To this day I associate Blake Edwards films and the mood they often capture with summertime. But here I am looking at THAT’S LIFE! which is decidedly autumnal, if not approaching winter, and I think about how this hasn’t been much of a summer at all. Am I more depressed these days when I wake up or when I go to sleep? Am I complaining as much as Harvey Fairchild does? I also think about the film’s plea to cherish the time that is left, how it all goes by so fast and I recall that at the Academy tribute to Blake Edwards just a few months before his death in 2010 he told the crowd how he wasn’t much in the mood for celebrating since his old friend Tony Curtis had just died the day before. That’s life, I suppose, forever trying to celebrate the good while reminders of mortality are always there, even if you are fortunate enough to live in a place like Malibu where the waves crash up to your doorstep all day long.
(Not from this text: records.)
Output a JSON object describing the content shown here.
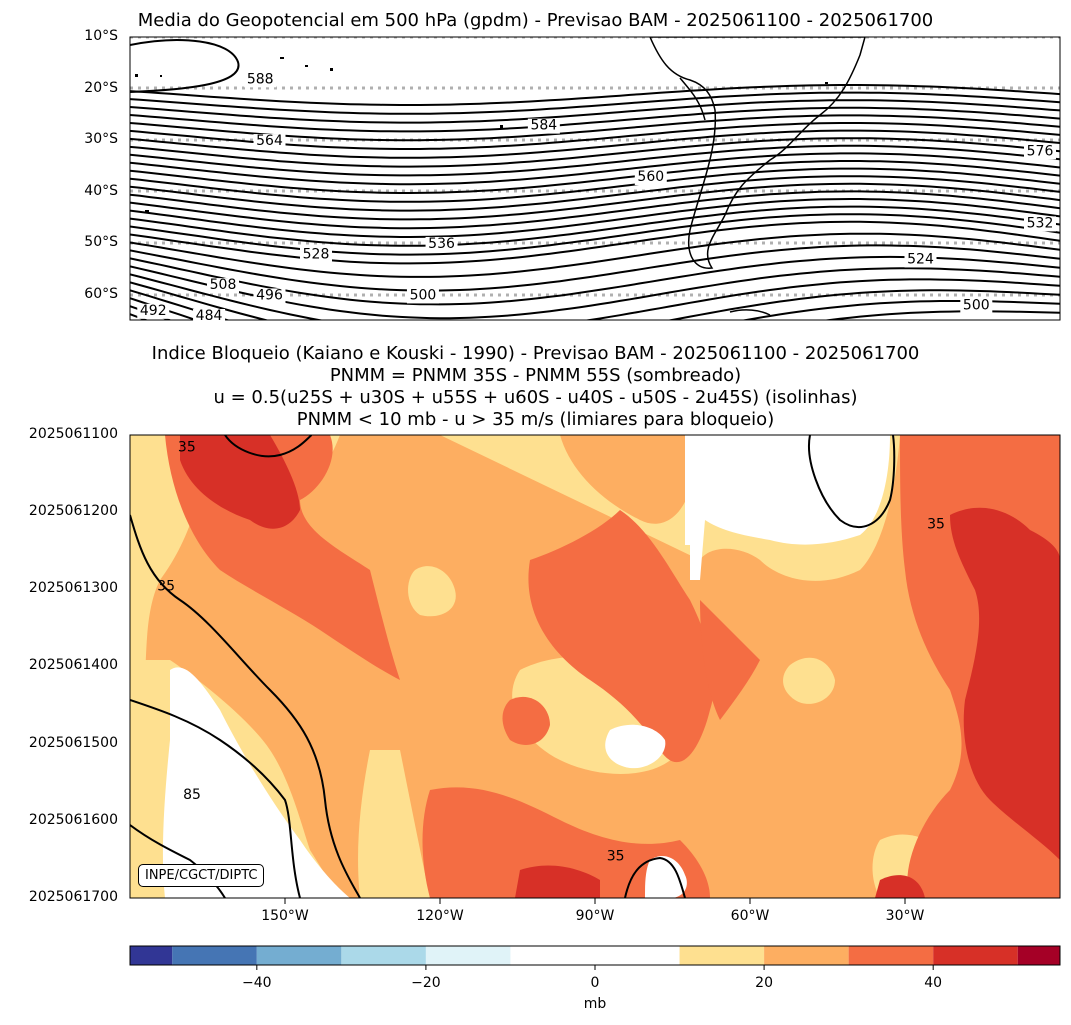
{
  "chart_data": [
    {
      "type": "contour-map",
      "title": "Media do Geopotencial em 500 hPa (gpdm) - Previsao BAM - 2025061100 - 2025061700",
      "y_ticks": [
        "10°S",
        "20°S",
        "30°S",
        "40°S",
        "50°S",
        "60°S"
      ],
      "lat_range": [
        -10,
        -65
      ],
      "contour_labels": [
        {
          "label": "588",
          "lon": -172,
          "lat": -19
        },
        {
          "label": "584",
          "lon": -111,
          "lat": -28
        },
        {
          "label": "564",
          "lon": -170,
          "lat": -31
        },
        {
          "label": "576",
          "lon": 1,
          "lat": -33
        },
        {
          "label": "560",
          "lon": -88,
          "lat": -38
        },
        {
          "label": "536",
          "lon": -133,
          "lat": -51
        },
        {
          "label": "532",
          "lon": 0,
          "lat": -47
        },
        {
          "label": "528",
          "lon": -160,
          "lat": -53
        },
        {
          "label": "524",
          "lon": -30,
          "lat": -54
        },
        {
          "label": "508",
          "lon": -180,
          "lat": -59
        },
        {
          "label": "496",
          "lon": -170,
          "lat": -61
        },
        {
          "label": "500",
          "lon": -137,
          "lat": -61
        },
        {
          "label": "500",
          "lon": -18,
          "lat": -63
        },
        {
          "label": "492",
          "lon": -195,
          "lat": -64
        },
        {
          "label": "484",
          "lon": -183,
          "lat": -65
        }
      ]
    },
    {
      "type": "filled-contour",
      "title_lines": [
        "Indice Bloqueio (Kaiano e Kouski - 1990) - Previsao BAM - 2025061100 - 2025061700",
        "PNMM = PNMM 35S - PNMM 55S (sombreado)",
        "u = 0.5(u25S + u30S + u55S + u60S - u40S - u50S - 2u45S) (isolinhas)",
        "PNMM < 10 mb - u > 35 m/s (limiares para bloqueio)"
      ],
      "y_ticks": [
        "2025061100",
        "2025061200",
        "2025061300",
        "2025061400",
        "2025061500",
        "2025061600",
        "2025061700"
      ],
      "x_ticks": [
        "150°W",
        "120°W",
        "90°W",
        "60°W",
        "30°W"
      ],
      "x_tick_values": [
        -150,
        -120,
        -90,
        -60,
        -30
      ],
      "x_range": [
        -180,
        0
      ],
      "isoline_labels": [
        {
          "label": "35",
          "lon": -169,
          "day": 0.15
        },
        {
          "label": "35",
          "lon": -24,
          "day": 1.15
        },
        {
          "label": "35",
          "lon": -173,
          "day": 1.95
        },
        {
          "label": "85",
          "lon": -168,
          "day": 4.65
        },
        {
          "label": "35",
          "lon": -86,
          "day": 5.45
        }
      ],
      "credit": "INPE/CGCT/DIPTC"
    },
    {
      "type": "colorbar",
      "label": "mb",
      "range": [
        -55,
        55
      ],
      "boundaries": [
        -55,
        -50,
        -40,
        -30,
        -20,
        -10,
        10,
        20,
        30,
        40,
        50,
        55
      ],
      "colors": [
        "#313695",
        "#4575b4",
        "#74add1",
        "#abd9e9",
        "#e0f3f8",
        "#ffffff",
        "#fee090",
        "#fdae61",
        "#f46d43",
        "#d73027",
        "#a50026"
      ],
      "ticks": [
        "−40",
        "−20",
        "0",
        "20",
        "40"
      ],
      "tick_values": [
        -40,
        -20,
        0,
        20,
        40
      ]
    }
  ]
}
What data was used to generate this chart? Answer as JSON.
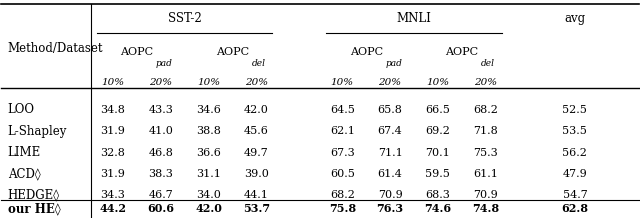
{
  "methods": [
    "LOO",
    "L-Shapley",
    "LIME",
    "ACD◊",
    "HEDGE◊"
  ],
  "our_method": "our HE◊",
  "data": [
    [
      34.8,
      43.3,
      34.6,
      42.0,
      64.5,
      65.8,
      66.5,
      68.2,
      52.5
    ],
    [
      31.9,
      41.0,
      38.8,
      45.6,
      62.1,
      67.4,
      69.2,
      71.8,
      53.5
    ],
    [
      32.8,
      46.8,
      36.6,
      49.7,
      67.3,
      71.1,
      70.1,
      75.3,
      56.2
    ],
    [
      31.9,
      38.3,
      31.1,
      39.0,
      60.5,
      61.4,
      59.5,
      61.1,
      47.9
    ],
    [
      34.3,
      46.7,
      34.0,
      44.1,
      68.2,
      70.9,
      68.3,
      70.9,
      54.7
    ]
  ],
  "our_data": [
    44.2,
    60.6,
    42.0,
    53.7,
    75.8,
    76.3,
    74.6,
    74.8,
    62.8
  ],
  "bg_color": "#ffffff",
  "text_color": "#000000"
}
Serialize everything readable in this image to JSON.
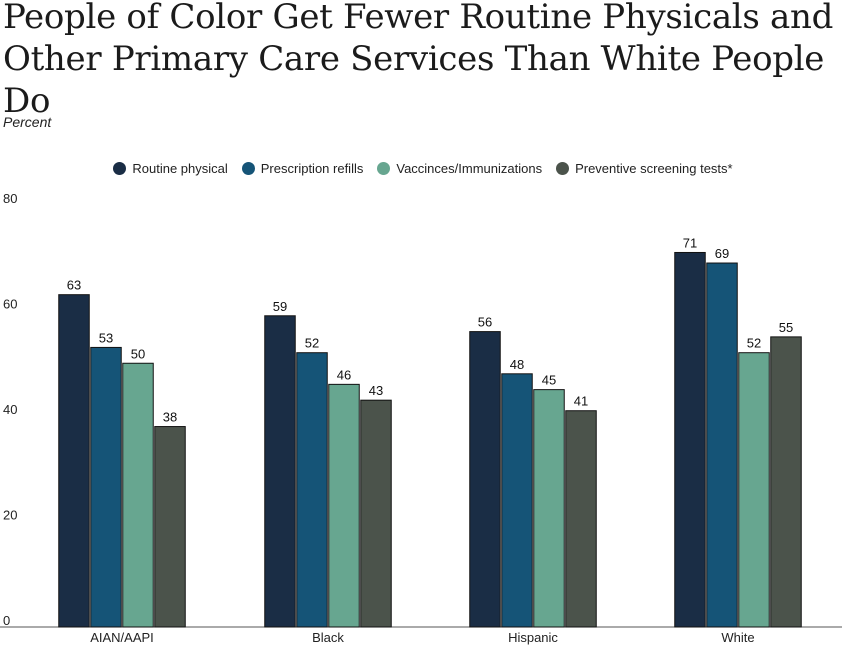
{
  "title": "People of Color Get Fewer Routine Physicals and Other Primary Care Services Than White People Do",
  "subtitle": "Percent",
  "chart_data": {
    "type": "bar",
    "title": "People of Color Get Fewer Routine Physicals and Other Primary Care Services Than White People Do",
    "ylabel": "Percent",
    "xlabel": "",
    "ylim": [
      0,
      80
    ],
    "yticks": [
      0,
      20,
      40,
      60,
      80
    ],
    "grid": false,
    "legend": "top-center",
    "categories": [
      "AIAN/AAPI",
      "Black",
      "Hispanic",
      "White"
    ],
    "series": [
      {
        "name": "Routine physical",
        "color": "#1a2d45",
        "values": [
          63,
          59,
          56,
          71
        ]
      },
      {
        "name": "Prescription refills",
        "color": "#155477",
        "values": [
          53,
          52,
          48,
          69
        ]
      },
      {
        "name": "Vaccinces/Immunizations",
        "color": "#67a690",
        "values": [
          50,
          46,
          45,
          52
        ]
      },
      {
        "name": "Preventive screening tests*",
        "color": "#4b534b",
        "values": [
          38,
          43,
          41,
          55
        ]
      }
    ]
  }
}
It’s a film that is about insisting on literally stopping and smelling the roses, even giving us a shot where Julie Andrews does just that. “It all goes by so fast,” she tells her daughter (both onscreen and real-life) at one point in THAT’S LIFE! which not only reminds me how both Edwards and Lemmon have now left us but also how the depiction of Gillian’s health crisis in this film managed to predict Andrews’ own later real-life problems as well. It makes me wonder about what I’ve done, why I haven’t accomplished some of the things I wanted to in life. There’s no good reason why I haven’t updated this blog lately. Maybe I’ve just been looking for a reason to keep doing it. Looking for a life. Looking for the inspiration to write something on one of those long and lonely nights in the middle of summer. Sometimes I think that I’ve found it, but it’s easier said than done.